For more than 60 years, Gladys Shelley's plaintive "How Did He Look?" has been a favourite with New York night-club singers. The song is indelibly associated with the definitive cabaret performer Mabel Mercer, who put unforgettable pathos into its last line: "And did he ask about me?"

Also recorded by such singers as Eydie Gorme, Dakota Staton and Connie Francis, the ballad was sung by Vic Damone and Mel Tormé as "How Did She Look?" Male performers in some Manhattan clubs sing it without altering the title.

Born in Lawrence, New York, Gladys Shelley began writing poetry at an early age. Before graduating from the local high school, she had light verse published by Walter Winchell and other newspaper columnists. In the late 1930s, after studies at Columbia University and a brief period as an actress and dancer, she started writing lyrics. In 1940 she and the composer Abner Silver wrote "How Did He Look?" Their next collaboration was "There Shall Be No Night". Taken from the title of a then-current anti-Nazi play by Robert E. Sherwood, the song was recorded by the orchestras of Duke Ellington, Bob Chester and Dick Jurgens.

Shelley's 300-odd songs were written with many composers, including Morton Gould, Frank Black, and, in the late 1940s, Fred Astaire. Their song "Just Like Taking Candy From a Baby" was recorded by Astaire himself. Her only Broadway musical, The Duchess Misbehaves (1946) collapsed after five performances.

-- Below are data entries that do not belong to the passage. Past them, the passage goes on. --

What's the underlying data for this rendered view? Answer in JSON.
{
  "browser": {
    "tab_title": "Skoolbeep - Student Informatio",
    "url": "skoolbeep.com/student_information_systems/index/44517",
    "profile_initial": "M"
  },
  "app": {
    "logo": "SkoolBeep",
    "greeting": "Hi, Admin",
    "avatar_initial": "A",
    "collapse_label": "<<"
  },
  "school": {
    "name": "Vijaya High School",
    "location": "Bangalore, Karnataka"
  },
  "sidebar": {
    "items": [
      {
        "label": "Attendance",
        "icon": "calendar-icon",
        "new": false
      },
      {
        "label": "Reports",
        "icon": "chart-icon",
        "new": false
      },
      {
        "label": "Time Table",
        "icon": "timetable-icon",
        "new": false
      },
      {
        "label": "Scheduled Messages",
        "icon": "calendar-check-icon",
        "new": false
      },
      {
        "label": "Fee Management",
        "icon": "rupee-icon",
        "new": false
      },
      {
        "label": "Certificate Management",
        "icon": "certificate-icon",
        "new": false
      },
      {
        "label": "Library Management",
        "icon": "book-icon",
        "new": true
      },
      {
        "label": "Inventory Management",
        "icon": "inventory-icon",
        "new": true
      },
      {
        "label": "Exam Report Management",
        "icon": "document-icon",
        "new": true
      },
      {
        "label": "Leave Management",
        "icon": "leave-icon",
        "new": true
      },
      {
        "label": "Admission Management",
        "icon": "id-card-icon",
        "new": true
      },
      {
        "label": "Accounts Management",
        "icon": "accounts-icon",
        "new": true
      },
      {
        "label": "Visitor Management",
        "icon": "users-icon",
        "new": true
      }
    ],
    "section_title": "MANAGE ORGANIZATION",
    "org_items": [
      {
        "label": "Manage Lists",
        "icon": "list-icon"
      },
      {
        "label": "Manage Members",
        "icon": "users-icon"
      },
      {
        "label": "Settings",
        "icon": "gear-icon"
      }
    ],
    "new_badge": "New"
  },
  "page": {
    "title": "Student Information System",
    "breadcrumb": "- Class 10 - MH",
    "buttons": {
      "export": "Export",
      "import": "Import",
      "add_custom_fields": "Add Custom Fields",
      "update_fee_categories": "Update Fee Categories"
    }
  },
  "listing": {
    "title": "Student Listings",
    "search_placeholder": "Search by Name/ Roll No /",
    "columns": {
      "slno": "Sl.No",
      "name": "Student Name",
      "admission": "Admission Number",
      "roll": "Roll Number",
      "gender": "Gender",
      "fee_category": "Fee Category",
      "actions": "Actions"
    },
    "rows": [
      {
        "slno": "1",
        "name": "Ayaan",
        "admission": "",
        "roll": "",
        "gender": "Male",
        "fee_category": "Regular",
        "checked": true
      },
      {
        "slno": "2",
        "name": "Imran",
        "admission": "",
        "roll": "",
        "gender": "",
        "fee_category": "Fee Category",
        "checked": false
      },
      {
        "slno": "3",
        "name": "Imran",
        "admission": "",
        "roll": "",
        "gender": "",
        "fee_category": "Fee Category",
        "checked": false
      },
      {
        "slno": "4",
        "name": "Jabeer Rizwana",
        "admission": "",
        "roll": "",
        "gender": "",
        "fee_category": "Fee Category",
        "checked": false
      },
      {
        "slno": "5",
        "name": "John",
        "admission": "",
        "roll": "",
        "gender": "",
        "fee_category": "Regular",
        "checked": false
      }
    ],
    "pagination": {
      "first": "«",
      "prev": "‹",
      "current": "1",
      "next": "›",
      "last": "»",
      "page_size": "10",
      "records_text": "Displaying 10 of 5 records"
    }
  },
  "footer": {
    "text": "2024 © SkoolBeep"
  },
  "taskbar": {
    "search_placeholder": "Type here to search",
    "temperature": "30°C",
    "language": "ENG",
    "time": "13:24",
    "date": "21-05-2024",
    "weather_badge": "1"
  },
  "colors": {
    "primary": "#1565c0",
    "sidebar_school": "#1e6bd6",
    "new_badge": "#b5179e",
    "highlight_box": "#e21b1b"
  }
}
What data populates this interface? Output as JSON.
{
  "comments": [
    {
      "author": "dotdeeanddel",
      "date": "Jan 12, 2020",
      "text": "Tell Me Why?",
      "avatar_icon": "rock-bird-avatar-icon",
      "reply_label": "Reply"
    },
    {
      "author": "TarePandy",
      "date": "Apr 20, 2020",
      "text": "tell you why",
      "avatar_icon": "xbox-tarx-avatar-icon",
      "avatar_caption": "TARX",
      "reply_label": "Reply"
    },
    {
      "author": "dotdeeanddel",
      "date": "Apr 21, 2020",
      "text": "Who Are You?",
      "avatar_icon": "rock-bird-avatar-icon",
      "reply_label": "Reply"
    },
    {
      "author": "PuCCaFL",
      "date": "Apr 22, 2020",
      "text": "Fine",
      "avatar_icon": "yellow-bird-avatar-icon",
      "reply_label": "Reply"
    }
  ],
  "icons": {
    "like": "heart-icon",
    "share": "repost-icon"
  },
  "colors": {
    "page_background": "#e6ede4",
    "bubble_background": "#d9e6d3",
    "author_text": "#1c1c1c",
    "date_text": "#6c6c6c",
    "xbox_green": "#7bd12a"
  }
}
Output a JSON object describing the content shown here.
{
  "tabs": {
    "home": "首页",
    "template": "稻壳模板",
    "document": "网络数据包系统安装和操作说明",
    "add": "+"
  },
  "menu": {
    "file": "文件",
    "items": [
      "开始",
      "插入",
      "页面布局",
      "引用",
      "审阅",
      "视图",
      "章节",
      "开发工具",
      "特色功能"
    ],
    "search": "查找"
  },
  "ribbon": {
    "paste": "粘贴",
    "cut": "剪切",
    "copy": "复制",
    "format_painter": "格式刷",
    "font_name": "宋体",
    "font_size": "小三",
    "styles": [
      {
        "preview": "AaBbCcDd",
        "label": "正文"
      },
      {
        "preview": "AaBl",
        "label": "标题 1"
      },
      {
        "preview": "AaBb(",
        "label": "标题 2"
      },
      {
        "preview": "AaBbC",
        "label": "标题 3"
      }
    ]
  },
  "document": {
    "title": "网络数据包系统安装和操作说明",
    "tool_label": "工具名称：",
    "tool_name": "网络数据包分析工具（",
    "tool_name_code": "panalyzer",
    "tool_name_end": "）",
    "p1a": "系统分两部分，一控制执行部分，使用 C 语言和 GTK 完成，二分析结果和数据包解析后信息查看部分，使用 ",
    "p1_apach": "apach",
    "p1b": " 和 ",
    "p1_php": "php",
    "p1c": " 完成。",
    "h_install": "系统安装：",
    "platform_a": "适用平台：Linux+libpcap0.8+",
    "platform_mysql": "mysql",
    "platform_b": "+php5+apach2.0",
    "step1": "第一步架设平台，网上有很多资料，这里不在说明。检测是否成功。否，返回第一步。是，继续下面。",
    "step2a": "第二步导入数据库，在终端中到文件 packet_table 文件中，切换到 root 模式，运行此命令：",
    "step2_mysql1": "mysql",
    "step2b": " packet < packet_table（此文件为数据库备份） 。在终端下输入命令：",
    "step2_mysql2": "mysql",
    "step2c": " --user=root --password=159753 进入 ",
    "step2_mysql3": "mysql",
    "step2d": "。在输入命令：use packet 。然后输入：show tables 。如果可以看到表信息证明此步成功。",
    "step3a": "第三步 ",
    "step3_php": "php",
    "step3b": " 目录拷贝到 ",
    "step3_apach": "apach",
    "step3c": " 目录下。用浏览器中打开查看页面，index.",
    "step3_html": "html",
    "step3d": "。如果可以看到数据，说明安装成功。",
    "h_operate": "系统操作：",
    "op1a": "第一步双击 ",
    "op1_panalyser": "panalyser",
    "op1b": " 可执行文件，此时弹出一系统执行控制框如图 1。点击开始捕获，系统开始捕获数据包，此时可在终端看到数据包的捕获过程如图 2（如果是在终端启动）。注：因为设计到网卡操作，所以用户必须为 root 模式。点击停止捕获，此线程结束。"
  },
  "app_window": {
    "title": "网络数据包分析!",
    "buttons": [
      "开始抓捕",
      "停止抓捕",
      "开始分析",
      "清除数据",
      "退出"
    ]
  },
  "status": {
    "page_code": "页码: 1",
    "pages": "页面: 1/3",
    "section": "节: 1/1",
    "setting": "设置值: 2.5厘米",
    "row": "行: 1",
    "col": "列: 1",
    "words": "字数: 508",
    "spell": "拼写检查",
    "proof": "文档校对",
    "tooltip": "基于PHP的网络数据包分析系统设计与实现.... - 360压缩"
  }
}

Shelley's husband Irving Rosenthal owned the Palisades Amusement Park on the New Jersey side of the Hudson river. In 1965 his wife provided both words and music for a jingle which advertised it on radio and television. Until the park closed in 1971, few people in the New York area could have been unaware of the catchy "Come On Over", which rhymed "Palisades Amusement Park" with "swings all day and after dark".